We have already proved $$Z^2\sim\chi_1^2$$, then, $$\sum_{i=1}^{n}Z_i^{2}\sim\chi_n^{2}$ could be obtained by mathematics induction. Suppose it is true and this proof would guide you through the relation in between sample variance and distribution variance.

proof:
➀expand from $Z_i^2$
$\sum_{i=1}^{n}Z_i^2$=$\sum_{i=1}^{n}(\frac {X_i-\mu}{\sigma})^2$
$\;\;\;\;\;\;\;\;$=$\sum_{i=1}^{n}(\frac {X_i-\overline{X_n}+\overline{X_n}-\mu}{\sigma})^2$
$\;\;\;\;\;\;\;\;$=$\sum_{i=1}^{n}(\frac {(X_i-\overline{X_n})+(\overline{X_n}-\mu)}{\sigma})^2$
$\;\;\;\;\;\;\;\;$=$\sum_{i=1}^{n}(\frac {X_i-\overline{X_n}}{\sigma})^2$+$\sum_{i=1}^{n}(\frac {\overline{X_n}-\mu}{\sigma})^2$+$2\cdot\sum_{i=1}^{n}\frac {(X_i-\overline{X_n})\cdot (\overline{X_n}-\mu)}{\sigma^2}$
, where $\overline{X_n}$ is the average for the whole $X_i’s$, for $i=1$ to $n$.

➁the final term is 0.
$\sum_{i=1}^{n}\frac {(X_i-\overline{X_n})\cdot (\overline{X_n}-\mu)}{\sigma^2}$
$=\frac {(\overline{X_n}-\mu)}{\sigma^2}\cdot\sum_{i=1}^{n}(X_i-\overline{X_n})=0$

Thus, we have it that:
$\sum_{i=1}^{n}Z_i^2$=$\sum_{i=1}^{n}(\frac {X_i-\overline{X_n}}{\sigma})^2$+$\sum_{i=1}^{n}(\frac {\overline{X_n}-\mu}{\sigma})^2$

➂still focus on the final term.
$\sum_{i=1}^{n}(\frac {\overline{X_n}-\mu}{\sigma})^2$=$n\cdot (\frac {\overline{X_n}-\mu}{\sigma})^2$=$(\frac {\overline{X_n}-\mu}{\frac {\sigma}{\sqrt n}})^2$
Therefore, $\sum_{i=1}^{n}(\frac {\overline{X_n}-\mu}{\sigma})^2\approx Z_1^2\sim\chi_1^2$

Remember that we are under the assumption that $$\sum_{i=1}^{n}Z_i^{2}\sim\chi_n^{2}$ is true, then:
$\sum_{i=1}^{n}(\frac {X_i-\overline{X_n}}{\sigma})^2+\chi_1^2\sim\chi_n^2$ must hold.
$\Rightarrow\sum_{i=1}^{n}(\frac {X_i-\overline{X_n}}{\sigma})^2\sim\chi_{n-1}^2$ must hold.

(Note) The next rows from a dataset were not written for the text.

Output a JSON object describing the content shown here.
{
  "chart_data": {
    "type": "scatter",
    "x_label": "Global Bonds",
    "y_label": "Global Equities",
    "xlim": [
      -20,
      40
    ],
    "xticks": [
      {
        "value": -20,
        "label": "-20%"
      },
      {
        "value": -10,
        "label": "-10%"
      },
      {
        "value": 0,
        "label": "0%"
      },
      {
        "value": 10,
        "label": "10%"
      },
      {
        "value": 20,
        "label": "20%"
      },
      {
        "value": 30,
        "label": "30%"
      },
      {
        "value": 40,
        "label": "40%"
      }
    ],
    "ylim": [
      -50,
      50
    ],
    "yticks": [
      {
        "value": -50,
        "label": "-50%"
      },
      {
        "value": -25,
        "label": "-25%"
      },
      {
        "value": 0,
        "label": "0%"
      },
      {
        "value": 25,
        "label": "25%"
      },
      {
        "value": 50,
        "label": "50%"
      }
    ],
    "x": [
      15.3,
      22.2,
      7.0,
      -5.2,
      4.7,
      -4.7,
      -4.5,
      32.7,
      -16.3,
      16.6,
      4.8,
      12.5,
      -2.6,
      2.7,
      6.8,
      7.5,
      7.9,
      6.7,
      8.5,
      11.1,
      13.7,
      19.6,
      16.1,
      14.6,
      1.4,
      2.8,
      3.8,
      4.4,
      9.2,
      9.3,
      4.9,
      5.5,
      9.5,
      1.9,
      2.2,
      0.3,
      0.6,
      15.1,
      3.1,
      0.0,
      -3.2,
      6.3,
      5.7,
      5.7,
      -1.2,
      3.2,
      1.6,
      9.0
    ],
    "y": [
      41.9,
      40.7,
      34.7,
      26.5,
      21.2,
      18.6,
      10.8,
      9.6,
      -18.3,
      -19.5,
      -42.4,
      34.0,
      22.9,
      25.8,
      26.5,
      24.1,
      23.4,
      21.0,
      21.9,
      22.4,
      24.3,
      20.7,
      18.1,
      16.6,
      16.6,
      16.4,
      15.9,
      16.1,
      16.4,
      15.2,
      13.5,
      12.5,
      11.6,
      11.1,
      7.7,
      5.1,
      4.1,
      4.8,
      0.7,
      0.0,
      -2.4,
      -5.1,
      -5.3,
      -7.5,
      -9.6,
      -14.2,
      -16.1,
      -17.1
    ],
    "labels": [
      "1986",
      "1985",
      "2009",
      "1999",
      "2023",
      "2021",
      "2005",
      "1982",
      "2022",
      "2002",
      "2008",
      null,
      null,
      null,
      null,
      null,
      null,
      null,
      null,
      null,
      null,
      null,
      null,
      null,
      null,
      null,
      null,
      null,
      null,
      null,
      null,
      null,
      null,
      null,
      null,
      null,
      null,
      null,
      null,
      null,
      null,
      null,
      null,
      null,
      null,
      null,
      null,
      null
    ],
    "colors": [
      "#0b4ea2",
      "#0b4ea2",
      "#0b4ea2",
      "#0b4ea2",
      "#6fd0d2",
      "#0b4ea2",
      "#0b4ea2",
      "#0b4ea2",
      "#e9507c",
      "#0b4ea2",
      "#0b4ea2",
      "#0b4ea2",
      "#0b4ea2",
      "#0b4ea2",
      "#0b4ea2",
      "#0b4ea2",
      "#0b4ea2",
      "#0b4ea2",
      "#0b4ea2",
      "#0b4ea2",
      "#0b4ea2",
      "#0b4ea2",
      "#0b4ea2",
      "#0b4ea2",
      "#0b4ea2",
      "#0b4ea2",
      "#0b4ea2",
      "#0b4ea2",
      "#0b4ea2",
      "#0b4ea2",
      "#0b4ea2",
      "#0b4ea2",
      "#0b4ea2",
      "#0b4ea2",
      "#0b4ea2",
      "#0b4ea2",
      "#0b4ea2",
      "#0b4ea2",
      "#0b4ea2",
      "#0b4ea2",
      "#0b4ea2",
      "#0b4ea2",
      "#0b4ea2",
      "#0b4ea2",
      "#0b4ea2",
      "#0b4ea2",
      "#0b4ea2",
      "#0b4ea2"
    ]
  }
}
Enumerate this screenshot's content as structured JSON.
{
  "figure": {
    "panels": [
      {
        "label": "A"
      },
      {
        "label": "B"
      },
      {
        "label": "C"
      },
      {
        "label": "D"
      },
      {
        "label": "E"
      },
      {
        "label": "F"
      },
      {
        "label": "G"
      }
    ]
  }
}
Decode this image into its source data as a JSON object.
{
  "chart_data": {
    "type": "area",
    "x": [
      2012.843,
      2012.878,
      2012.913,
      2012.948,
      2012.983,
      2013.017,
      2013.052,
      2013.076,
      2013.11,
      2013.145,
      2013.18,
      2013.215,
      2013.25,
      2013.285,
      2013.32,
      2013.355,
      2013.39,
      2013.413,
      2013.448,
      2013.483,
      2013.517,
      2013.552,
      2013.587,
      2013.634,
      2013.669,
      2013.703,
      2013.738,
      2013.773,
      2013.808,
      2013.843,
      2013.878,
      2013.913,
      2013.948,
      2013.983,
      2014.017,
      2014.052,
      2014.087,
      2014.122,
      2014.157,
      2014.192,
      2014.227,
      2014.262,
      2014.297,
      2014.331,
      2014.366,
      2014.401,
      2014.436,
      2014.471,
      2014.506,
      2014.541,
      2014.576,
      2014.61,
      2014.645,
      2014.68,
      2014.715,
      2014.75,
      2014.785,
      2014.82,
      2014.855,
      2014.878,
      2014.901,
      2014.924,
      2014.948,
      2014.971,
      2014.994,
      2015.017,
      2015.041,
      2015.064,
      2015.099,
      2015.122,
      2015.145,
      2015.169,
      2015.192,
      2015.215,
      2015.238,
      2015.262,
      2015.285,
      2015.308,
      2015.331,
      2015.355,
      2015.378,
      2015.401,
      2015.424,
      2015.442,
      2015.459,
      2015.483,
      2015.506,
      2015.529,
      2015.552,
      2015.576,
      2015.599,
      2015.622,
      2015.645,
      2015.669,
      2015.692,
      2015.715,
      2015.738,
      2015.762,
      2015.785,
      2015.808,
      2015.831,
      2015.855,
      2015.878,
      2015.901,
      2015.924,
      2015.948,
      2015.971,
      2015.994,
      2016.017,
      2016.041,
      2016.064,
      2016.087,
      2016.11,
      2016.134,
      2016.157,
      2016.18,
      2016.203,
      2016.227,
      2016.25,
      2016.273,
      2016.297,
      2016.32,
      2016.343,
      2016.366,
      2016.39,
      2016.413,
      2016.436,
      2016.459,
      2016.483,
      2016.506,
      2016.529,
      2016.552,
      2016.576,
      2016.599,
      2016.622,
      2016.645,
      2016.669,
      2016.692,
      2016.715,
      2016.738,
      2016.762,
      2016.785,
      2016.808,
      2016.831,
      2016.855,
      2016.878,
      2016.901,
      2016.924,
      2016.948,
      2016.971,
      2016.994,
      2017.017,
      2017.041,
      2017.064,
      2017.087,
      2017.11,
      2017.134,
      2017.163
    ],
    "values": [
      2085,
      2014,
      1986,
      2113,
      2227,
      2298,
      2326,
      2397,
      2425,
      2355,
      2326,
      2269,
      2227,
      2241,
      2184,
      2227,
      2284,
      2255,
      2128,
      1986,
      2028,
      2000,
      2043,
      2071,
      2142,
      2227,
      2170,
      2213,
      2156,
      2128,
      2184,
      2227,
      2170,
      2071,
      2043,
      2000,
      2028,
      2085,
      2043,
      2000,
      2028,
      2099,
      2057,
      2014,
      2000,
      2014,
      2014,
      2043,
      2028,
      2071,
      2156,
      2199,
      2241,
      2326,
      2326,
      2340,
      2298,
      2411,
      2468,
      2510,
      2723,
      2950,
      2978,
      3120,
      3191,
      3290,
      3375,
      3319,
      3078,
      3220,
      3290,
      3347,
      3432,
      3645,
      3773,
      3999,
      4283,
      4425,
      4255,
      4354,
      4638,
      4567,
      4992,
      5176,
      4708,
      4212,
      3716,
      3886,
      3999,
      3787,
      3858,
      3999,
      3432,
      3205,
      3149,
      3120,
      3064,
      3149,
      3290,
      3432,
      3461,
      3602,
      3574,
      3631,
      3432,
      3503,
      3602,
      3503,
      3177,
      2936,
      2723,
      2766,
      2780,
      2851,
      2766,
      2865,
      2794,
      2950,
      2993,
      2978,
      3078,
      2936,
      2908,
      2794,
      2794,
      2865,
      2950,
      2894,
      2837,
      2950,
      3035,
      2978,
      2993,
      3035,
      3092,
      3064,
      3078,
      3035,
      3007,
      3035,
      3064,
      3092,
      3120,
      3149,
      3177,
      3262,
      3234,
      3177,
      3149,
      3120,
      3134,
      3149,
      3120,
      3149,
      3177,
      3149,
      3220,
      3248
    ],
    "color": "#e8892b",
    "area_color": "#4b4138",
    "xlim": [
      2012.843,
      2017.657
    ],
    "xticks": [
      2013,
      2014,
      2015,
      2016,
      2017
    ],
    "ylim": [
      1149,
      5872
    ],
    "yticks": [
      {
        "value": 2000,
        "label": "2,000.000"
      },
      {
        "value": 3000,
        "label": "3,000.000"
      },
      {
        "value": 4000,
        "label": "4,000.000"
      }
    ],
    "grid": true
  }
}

➃in statistics, we denote sample variance as $S^2$ and have it that:
$S^2$=$\sum \frac {(X_i-\overline{X_n})^2}{n-1}$
$\Rightarrow (n-1)\cdot S^2=\sum (X_i-\overline{X_n})^2$
Therefore, $\frac {(n-1)\cdot S^2}{\sigma^2}\sim\chi_{n-1}^2$ is the final deduction result.

We can conclude that sample variance tested against normal distribution variance follows the $\chi_{n-1}^{2}$ distribution, with the assumption that the random sample of size $n$ is from $N(\mu,\sigma^2)$.

At the end of this article, it would be trivial that $\chi_n^2$=$\chi_{n-1}^2$+$\chi_1^2$ just holds.